The Selection of Data
Deborah, a third-year graduate student, and Kamala, a postdoctoral fellow, have made a series of measurements on a new experimental semiconductor material using an expensive neutron test at a national laboratory. When they return to their own laboratory and examine the data, a newly proposed mathematical explanation of the semiconductor’s behavior predicts results indicated by a curve.
During the measurements at the national laboratory, Deborah and Kamala observed electrical power fluctuations that they could not control or predict were affecting their detector. They suspect the fluctuations affected some of their measurements, but they don’t know which ones.
When Deborah and Kamala begin to write up their results to present at a lab meeting, which they know will be the first step in preparing a publication, Kamala suggests dropping two anomalous data points near the horizontal axis from the graph they are preparing. She says that due to their deviation from the theoretical curve, the low data points were obviously caused by the power fluctuations. Furthermore, the deviations were outside the expected error bars calculated for the remaining data points.
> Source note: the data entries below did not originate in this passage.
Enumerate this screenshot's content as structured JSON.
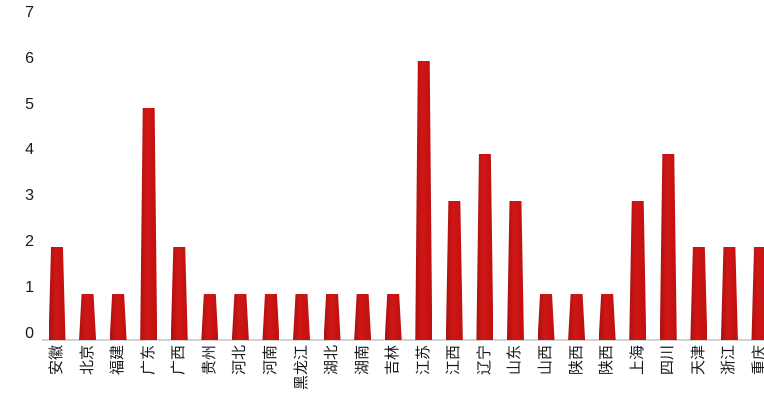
{
  "chart_data": {
    "type": "bar",
    "title": "",
    "xlabel": "",
    "ylabel": "",
    "categories": [
      "安徽",
      "北京",
      "福建",
      "广东",
      "广西",
      "贵州",
      "河北",
      "河南",
      "黑龙江",
      "湖北",
      "湖南",
      "吉林",
      "江苏",
      "江西",
      "辽宁",
      "山东",
      "山西",
      "陕西",
      "陕西",
      "上海",
      "四川",
      "天津",
      "浙江",
      "重庆"
    ],
    "values": [
      2,
      1,
      1,
      5,
      2,
      1,
      1,
      1,
      1,
      1,
      1,
      1,
      6,
      3,
      4,
      3,
      1,
      1,
      1,
      3,
      4,
      2,
      2,
      2
    ],
    "ylim": [
      0,
      7
    ],
    "yticks": [
      0,
      1,
      2,
      3,
      4,
      5,
      6,
      7
    ],
    "grid": false,
    "legend": null,
    "bar_color": "#c41311",
    "axis_line_color": "#d2d2d2",
    "tick_label_color": "#1a1a1a",
    "x_label_rotation_degrees": -90
  }
}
Deborah is concerned that dropping the two points could be seen as manipulating the data. She and Kamala could not be sure that any of their data points, if any, were affected by the power fluctuations. They also did not know if the theoretical prediction was valid. She wants to do a separate analysis that includes the points and discuss the issue in the lab meeting. But Kamala says that if they include the data points in their talk, others will think the issue important enough to discuss in a draft paper, which will make it harder to get the paper published. Instead, she and Deborah should use their professional judgment to drop the points now.